Unfortunately, I didn’t inherit my father’s love of flying (which I have probably mentioned a time or two in this blog). If the truth be known, flying panics and terrorizes me like nothing else can. Also, for me, there’s that little inconvenience of a thing called airsickness. My father used to own a little orange and turquoise Cessna and I lost count as to how many times I threw up in that little airplane. My first question after learning we were about to go up, was, “Daddy, did you remember the barf bags?” He learned never to forget the airsickness bags when I was along. And you can bet, I just about always used them. Sometimes just the smell of the plane was enough to make me airsick. And after a few years, all I had to do was SEE that little Cessna from a far distance, and I could start heaving. My father used to tell me it was all in my head. I didn’t have a car in college and my dad would often fly up on Friday to bring me home for the weekend (yes, in the infamous orange and turquoise Cessna). Thankfully, for me, it was only about a 15 minute ride. He usually had a student along and I always enjoyed seeing my dad in “flight instructor mode.”

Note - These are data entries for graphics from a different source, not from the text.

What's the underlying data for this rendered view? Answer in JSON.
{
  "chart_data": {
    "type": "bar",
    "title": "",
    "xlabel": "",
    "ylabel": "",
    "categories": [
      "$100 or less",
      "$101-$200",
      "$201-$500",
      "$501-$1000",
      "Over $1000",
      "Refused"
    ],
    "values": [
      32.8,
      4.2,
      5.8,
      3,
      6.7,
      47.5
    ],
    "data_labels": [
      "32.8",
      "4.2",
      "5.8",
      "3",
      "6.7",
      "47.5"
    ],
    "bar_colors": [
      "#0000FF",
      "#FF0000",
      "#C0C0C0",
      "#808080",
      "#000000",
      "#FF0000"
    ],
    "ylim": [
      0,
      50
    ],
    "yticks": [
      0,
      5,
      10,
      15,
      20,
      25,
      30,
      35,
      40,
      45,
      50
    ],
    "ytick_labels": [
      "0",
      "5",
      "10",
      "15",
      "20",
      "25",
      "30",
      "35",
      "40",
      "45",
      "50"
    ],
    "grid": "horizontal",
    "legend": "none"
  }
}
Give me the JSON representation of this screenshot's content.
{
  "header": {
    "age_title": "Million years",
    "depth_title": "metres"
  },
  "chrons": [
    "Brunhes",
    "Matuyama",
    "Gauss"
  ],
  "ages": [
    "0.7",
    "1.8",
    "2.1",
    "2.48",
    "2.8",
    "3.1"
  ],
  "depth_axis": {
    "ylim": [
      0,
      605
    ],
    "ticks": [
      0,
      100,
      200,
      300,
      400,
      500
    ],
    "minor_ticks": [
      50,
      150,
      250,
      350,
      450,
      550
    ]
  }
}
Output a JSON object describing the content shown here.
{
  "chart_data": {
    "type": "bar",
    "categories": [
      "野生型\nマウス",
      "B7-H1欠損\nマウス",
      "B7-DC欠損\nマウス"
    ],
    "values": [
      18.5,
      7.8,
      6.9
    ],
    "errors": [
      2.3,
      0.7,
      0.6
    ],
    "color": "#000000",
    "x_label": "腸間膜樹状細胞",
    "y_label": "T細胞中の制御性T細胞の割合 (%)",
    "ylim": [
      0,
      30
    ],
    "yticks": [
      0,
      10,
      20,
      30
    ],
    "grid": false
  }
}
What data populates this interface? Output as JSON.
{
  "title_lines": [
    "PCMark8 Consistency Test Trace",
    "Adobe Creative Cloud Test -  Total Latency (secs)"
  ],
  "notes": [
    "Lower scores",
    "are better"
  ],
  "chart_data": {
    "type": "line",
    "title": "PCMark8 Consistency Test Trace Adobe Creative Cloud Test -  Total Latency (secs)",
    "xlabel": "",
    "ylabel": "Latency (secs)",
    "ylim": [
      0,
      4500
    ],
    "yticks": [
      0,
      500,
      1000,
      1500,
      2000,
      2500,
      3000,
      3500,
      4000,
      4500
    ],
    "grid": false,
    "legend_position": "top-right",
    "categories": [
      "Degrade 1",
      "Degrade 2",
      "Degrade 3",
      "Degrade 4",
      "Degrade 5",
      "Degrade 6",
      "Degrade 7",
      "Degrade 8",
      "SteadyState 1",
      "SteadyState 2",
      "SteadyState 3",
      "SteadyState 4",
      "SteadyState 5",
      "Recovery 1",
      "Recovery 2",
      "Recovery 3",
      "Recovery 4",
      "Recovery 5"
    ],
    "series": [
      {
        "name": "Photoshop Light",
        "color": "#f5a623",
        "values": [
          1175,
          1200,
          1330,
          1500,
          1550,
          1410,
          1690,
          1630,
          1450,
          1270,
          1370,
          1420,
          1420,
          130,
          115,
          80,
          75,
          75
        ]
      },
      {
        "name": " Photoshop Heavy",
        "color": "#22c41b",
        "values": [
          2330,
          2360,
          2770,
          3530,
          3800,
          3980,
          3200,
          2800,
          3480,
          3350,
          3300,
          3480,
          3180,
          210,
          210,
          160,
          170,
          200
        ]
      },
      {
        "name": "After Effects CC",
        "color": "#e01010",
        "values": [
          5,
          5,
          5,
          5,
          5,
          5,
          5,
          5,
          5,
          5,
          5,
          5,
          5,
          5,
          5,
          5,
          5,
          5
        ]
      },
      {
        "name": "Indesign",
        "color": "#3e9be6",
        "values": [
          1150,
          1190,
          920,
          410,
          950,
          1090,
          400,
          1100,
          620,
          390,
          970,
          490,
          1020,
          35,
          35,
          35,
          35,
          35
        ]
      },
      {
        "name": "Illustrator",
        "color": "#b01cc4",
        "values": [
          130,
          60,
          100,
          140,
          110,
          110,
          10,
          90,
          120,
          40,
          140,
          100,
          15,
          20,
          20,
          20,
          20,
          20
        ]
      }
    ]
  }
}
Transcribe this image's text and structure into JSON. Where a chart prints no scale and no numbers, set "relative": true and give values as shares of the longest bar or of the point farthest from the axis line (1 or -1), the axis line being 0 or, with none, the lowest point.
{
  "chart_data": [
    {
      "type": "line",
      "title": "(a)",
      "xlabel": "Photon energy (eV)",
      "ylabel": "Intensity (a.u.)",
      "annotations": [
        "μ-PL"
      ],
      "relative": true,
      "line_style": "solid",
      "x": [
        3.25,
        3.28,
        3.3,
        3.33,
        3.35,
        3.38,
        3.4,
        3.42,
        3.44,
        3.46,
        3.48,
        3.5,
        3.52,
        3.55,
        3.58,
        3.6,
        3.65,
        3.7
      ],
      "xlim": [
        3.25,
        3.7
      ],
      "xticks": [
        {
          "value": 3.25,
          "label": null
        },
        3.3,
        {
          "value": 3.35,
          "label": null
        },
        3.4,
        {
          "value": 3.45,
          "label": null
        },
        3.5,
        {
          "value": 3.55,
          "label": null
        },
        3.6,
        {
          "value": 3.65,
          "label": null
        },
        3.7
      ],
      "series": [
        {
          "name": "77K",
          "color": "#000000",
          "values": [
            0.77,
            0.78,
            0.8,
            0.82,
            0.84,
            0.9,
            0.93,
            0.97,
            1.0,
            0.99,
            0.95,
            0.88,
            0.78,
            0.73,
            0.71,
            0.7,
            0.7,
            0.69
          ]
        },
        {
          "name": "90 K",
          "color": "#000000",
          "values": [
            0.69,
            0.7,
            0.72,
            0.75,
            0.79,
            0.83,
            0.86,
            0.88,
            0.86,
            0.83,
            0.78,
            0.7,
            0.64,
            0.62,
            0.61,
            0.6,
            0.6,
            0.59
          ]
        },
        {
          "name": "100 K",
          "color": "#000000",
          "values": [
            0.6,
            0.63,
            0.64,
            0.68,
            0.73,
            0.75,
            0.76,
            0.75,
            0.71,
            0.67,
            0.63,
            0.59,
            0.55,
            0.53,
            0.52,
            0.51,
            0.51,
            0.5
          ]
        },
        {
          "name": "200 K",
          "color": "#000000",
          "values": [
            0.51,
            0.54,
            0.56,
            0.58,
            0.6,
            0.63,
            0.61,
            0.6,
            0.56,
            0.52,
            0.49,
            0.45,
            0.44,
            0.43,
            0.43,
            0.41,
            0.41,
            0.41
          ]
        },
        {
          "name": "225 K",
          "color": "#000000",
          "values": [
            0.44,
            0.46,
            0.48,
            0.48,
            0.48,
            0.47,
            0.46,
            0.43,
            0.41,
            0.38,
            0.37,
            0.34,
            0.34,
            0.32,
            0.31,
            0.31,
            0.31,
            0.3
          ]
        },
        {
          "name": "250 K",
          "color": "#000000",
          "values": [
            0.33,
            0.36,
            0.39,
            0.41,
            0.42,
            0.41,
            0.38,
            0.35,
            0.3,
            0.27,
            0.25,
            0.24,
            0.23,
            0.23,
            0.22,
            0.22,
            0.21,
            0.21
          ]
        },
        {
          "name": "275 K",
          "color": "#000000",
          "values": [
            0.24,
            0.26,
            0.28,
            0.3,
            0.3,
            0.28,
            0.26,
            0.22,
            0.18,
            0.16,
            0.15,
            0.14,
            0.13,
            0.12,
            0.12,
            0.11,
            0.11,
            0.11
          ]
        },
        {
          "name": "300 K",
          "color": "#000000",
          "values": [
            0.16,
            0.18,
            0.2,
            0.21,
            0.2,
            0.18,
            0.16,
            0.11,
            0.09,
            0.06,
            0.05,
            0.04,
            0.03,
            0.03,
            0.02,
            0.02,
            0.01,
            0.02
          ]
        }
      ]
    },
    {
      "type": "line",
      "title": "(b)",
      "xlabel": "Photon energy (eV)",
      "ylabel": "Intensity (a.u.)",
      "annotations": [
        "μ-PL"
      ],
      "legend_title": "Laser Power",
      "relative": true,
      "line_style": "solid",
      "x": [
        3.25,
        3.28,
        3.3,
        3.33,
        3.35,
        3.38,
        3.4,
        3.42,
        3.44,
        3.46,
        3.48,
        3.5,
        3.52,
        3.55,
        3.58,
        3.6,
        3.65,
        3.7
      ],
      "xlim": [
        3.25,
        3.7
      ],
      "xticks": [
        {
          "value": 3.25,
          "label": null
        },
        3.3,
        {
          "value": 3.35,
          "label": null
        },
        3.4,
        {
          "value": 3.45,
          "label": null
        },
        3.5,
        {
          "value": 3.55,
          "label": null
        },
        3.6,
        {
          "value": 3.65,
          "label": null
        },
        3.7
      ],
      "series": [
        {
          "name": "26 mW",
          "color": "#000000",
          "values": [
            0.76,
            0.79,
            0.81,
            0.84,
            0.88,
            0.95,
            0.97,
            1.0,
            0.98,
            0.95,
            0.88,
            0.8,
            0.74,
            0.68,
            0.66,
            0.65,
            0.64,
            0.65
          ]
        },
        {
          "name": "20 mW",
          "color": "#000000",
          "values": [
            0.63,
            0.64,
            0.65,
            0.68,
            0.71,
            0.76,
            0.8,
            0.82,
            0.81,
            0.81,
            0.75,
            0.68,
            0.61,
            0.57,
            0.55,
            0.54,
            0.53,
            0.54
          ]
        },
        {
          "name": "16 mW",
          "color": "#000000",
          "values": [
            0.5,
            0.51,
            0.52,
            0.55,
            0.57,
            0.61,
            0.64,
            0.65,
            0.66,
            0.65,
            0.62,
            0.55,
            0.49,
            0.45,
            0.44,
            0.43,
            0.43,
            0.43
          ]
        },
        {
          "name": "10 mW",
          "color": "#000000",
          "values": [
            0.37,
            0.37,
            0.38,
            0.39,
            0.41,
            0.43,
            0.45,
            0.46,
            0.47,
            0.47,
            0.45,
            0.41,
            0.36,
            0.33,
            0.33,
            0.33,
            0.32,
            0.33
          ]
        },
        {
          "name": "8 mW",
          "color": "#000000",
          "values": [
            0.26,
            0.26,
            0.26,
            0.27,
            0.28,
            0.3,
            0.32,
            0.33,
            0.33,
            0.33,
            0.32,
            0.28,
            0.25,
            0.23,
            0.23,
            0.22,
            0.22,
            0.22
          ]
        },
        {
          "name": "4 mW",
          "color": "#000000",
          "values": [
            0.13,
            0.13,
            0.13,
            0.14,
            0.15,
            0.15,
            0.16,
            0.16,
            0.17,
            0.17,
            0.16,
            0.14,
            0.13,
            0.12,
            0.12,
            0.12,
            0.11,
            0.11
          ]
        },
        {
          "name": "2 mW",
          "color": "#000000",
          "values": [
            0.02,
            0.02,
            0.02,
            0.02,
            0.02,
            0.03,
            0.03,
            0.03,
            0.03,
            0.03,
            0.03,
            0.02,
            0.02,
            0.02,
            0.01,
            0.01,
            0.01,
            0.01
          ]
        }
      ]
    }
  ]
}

Another perk to having a father who was a pilot, was that my sisters and I got to meet and see some famous people. Some of the few I remember were Elvis Presley, Three Dog Night, Bobby Sherman, Jack Wild, Minnie Pearl, and President Jimmy Carter. I’m sure there were others.
I love being around older aviators who are around my dad’s age. I have always noticed they are some of the happiest people I know, especially when they get to share their knowledge and love of their passion, aviation. They are plain and simply a joy to be around. And they always seem to have funny stories. I enjoy talking and listening to them and just watching them from a distance. To me, they seem to exude happiness.
Hopefully, this time next year, my sisters and I will be returning to the Hall of Fame Gala to watch our late father get inducted into the Tennessee Aviation Hall of Fame. What an honor that would be! It’s all very exciting when I think about it. I’m keeping my fingers crossed. And if that doesn’t happen? Well… let’s just say, we’re bursting with pride over his nomination. My dad will always be my hero. ALWAYS. And nothing will EVER change that.